Arbre qui cache la forêt, autrement dit les inégalités de genre, la "confiance en soi" se rapproche également de la notion de "role model", laquelle, en érigeant icônes féminines (popstars notamment) et leadeuses en femmes exemplaires, dépolitise là encore bien des enjeux, notamment lorsqu'elle est valorisée dans les entreprises.

"Parler de 'role model' ne suffit pas. Les leadeuses ont une pression terrible sur les épaules puisqu'on va toujours les déconsidérer : elles seront soit trop 'viriles', c'est-à-dire 'autoritaires', ou bien 'super féminines' : trop douces, gentilles autant de stéréotypes accolés aux femmes", déplore à ce titre Isabelle Germain, fondatrice du site Les nouvelles news.

Peut-on en dire autant du terme de "confiance en soi", qui incite les filles et femmes à prendre leur vie en mains et avoir conscience de leur potentiel ? Le Guardian le suggère : "Bien qu'encourager les femmes à avoir plus d'estime de soi ne soit pas une mauvaise idée, rien ne prouve qu'une plus grande assurance changera la façon dont les femmes sont perçues", remarque le journal britannique. Et notamment sur le lieu de travail.

"Les femmes confiantes au travail sont systématiquement étiquetées 'autoritaires' et 'garces', et on observe tout autant un manque flagrant d'égalité pour les femmes dans la culture et dans la politique", fustige le Guardian, pour qui il s'agirait d'interroger les "barrières institutionnelles" avant de "corriger" à tout prix les doutes qu'éprouvent les femmes.

"Aie plus confiance en toi !" : pourquoi cette reco faite aux femmes ne passe plus © Adobe Stock

Face à cela, bien des voix en appellent à une indignation collective, loin de toute rhétorique marketing. Pour The Conversation, s'attaquer de manière réellement critique à la grossophobie et aux diktats imposés par l'industrie publicitaire importe par exemple beaucoup plus que de féliciter les marques et industries lorsqu'elles se contentent "d'embaucher des ambassadrices prônant le mouvement body positive et l'amour de soi".

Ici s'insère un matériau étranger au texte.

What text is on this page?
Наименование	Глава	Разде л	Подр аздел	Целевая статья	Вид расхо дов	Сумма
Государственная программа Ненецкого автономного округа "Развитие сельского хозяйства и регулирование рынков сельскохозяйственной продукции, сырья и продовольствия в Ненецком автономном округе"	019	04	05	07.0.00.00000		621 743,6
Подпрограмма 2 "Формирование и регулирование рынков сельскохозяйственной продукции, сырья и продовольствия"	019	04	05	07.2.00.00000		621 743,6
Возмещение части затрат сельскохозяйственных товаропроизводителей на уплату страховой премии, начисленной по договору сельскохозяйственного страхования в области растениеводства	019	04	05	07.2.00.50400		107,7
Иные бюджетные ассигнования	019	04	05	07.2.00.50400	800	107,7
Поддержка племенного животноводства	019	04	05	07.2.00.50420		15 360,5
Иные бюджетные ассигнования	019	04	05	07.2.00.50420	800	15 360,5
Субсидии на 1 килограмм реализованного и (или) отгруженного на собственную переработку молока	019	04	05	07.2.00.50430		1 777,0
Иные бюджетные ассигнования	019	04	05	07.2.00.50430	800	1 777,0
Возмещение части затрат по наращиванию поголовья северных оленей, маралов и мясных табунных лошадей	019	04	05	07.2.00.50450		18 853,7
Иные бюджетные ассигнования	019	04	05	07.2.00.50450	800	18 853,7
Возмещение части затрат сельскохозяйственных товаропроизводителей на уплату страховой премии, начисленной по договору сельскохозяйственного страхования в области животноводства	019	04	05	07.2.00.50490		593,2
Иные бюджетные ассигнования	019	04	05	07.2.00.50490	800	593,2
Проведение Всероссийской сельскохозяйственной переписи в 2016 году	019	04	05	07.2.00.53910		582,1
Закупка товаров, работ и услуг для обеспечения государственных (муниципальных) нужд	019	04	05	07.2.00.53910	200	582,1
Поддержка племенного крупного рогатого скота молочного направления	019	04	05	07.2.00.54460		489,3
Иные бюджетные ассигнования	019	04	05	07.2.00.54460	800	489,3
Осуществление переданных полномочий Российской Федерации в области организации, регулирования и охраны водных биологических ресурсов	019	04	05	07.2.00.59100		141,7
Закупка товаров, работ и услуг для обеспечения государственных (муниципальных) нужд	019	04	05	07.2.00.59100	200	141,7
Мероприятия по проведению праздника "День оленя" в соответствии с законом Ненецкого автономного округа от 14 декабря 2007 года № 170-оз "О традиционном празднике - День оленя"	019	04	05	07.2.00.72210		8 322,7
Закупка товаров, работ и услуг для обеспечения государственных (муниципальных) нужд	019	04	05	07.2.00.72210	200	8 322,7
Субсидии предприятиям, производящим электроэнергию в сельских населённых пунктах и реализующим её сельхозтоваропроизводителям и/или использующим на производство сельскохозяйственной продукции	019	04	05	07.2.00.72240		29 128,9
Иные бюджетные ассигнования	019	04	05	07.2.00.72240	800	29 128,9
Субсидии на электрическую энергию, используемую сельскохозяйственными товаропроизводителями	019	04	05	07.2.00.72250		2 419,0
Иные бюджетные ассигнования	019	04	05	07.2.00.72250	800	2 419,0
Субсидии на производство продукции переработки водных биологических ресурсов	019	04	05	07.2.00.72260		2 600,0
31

Peut-être peut-on voir là une différence entre les mobilisations sociales et les célébrités postant un simple hashtag sur Twitter pour soutenir une cause. "Si nous voulons vraiment que les femmes soient plus confiantes - et qu'elles puissent exprimer cette confiance d'une manière qui implique un changement significatif - alors nous pouvons commencer par créer une culture qui valorise les femmes sûres d'elles", poursuit le Guardian.

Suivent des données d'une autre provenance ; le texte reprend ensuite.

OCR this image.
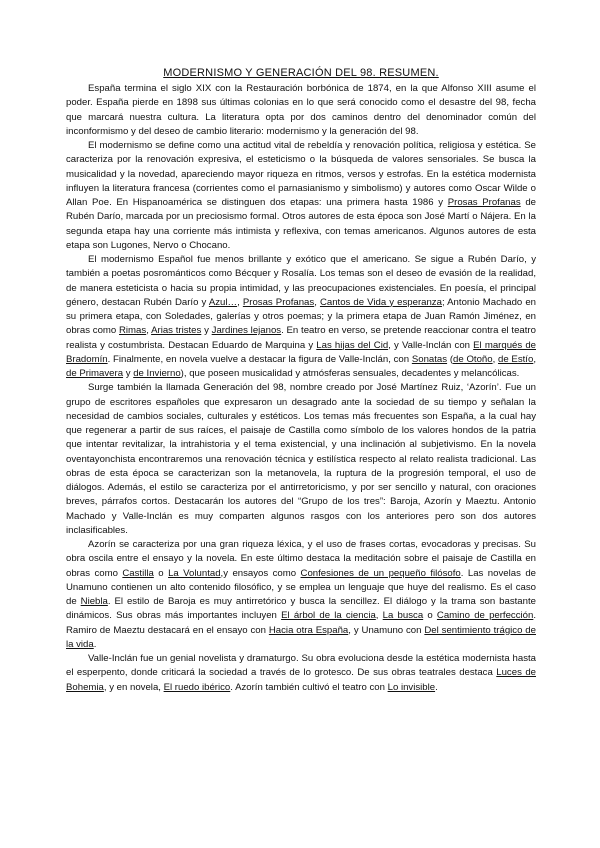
MODERNISMO Y GENERACIÓN DEL 98. RESUMEN.

España termina el siglo XIX con la Restauración borbónica de 1874, en la que Alfonso XIII asume el poder. España pierde en 1898 sus últimas colonias en lo que será conocido como el desastre del 98, fecha que marcará nuestra cultura. La literatura opta por dos caminos dentro del denominador común del inconformismo y del deseo de cambio literario: modernismo y la generación del 98.

El modernismo se define como una actitud vital de rebeldía y renovación política, religiosa y estética. Se caracteriza por la renovación expresiva, el esteticismo o la búsqueda de valores sensoriales. Se busca la musicalidad y la novedad, apareciendo mayor riqueza en ritmos, versos y estrofas. En la estética modernista influyen la literatura francesa (corrientes como el parnasianismo y simbolismo) y autores como Oscar Wilde o Allan Poe. En Hispanoamérica se distinguen dos etapas: una primera hasta 1986 y Prosas Profanas de Rubén Darío, marcada por un preciosismo formal. Otros autores de esta época son José Martí o Nájera. En la segunda etapa hay una corriente más intimista y reflexiva, con temas americanos. Algunos autores de esta etapa son Lugones, Nervo o Chocano.

El modernismo Español fue menos brillante y exótico que el americano. Se sigue a Rubén Darío, y también a poetas posrománticos como Bécquer y Rosalía. Los temas son el deseo de evasión de la realidad, de manera esteticista o hacia su propia intimidad, y las preocupaciones existenciales. En poesía, el principal género, destacan Rubén Darío y Azul…, Prosas Profanas, Cantos de Vida y esperanza; Antonio Machado en su primera etapa, con Soledades, galerías y otros poemas; y la primera etapa de Juan Ramón Jiménez, en obras como Rimas, Arias tristes y Jardines lejanos. En teatro en verso, se pretende reaccionar contra el teatro realista y costumbrista. Destacan Eduardo de Marquina y Las hijas del Cid, y Valle-Inclán con El marqués de Bradomín. Finalmente, en novela vuelve a destacar la figura de Valle-Inclán, con Sonatas (de Otoño, de Estío, de Primavera y de Invierno), que poseen musicalidad y atmósferas sensuales, decadentes y melancólicas.

Surge también la llamada Generación del 98, nombre creado por José Martínez Ruiz, ‘Azorín’. Fue un grupo de escritores españoles que expresaron un desagrado ante la sociedad de su tiempo y señalan la necesidad de cambios sociales, culturales y estéticos. Los temas más frecuentes son España, a la cual hay que regenerar a partir de sus raíces, el paisaje de Castilla como símbolo de los valores hondos de la patria que intentar revitalizar, la intrahistoria y el tema existencial, y una inclinación al subjetivismo. En la novela oventayonchista encontraremos una renovación técnica y estilística respecto al relato realista tradicional. Las obras de esta época se caracterizan son la metanovela, la ruptura de la progresión temporal, el uso de diálogos. Además, el estilo se caracteriza por el antirretoricismo, y por ser sencillo y natural, con oraciones breves, párrafos cortos. Destacarán los autores del “Grupo de los tres”: Baroja, Azorín y Maeztu. Antonio Machado y Valle-Inclán es muy comparten algunos rasgos con los anteriores pero son dos autores inclasificables.

Azorín se caracteriza por una gran riqueza léxica, y el uso de frases cortas, evocadoras y precisas. Su obra oscila entre el ensayo y la novela. En este último destaca la meditación sobre el paisaje de Castilla en obras como Castilla o La Voluntad,y ensayos como Confesiones de un pequeño filósofo. Las novelas de Unamuno contienen un alto contenido filosófico, y se emplea un lenguaje que huye del realismo. Es el caso de Niebla. El estilo de Baroja es muy antirretórico y busca la sencillez. El diálogo y la trama son bastante dinámicos. Sus obras más importantes incluyen El árbol de la ciencia, La busca o Camino de perfección. Ramiro de Maeztu destacará en el ensayo con Hacia otra España, y Unamuno con Del sentimiento trágico de la vida.

Valle-Inclán fue un genial novelista y dramaturgo. Su obra evoluciona desde la estética modernista hasta el esperpento, donde criticará la sociedad a través de lo grotesco. De sus obras teatrales destaca Luces de Bohemia, y en novela, El ruedo ibérico. Azorín también cultivó el teatro con Lo invisible.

En somme, penser en terme de politiques culturelles, institutionnelles et sociales, plutôt que de se contenter de mantras. Mantras pourtant parfois idéaux pour retrouver une certaine force. C'est ce paradoxe qu'épingle non sans ironie The Conversation : "On observe dans notre société un encouragement sans fin fait aux femmes et aux filles, à savoir une incitation à prendre soin d'elles-mêmes... parce que personne d'autre ne le fera". CQFD.

"Chacun de ces mantras détourne les enjeux de notre société inégalitaire en problèmes individuels : selon 'la culture de la confiance', nous devons changer les femmes, pas le monde", l'énonce autrement The Atlantic. La revue s'attarde par ailleurs sur le culte de la confiance chez les hommes : diverses formations leur promettent d'intensifier leur force, leur compétitivité, en fuyant comme la peste une éventuelle vulnérabilité.

Bref, autant de stéréotypes de genre tout aussi ronflants et pas très féministes. Une énième bonne raison d'interroger cette culture de la conf' jamais très loin de la philosophie hors-sol.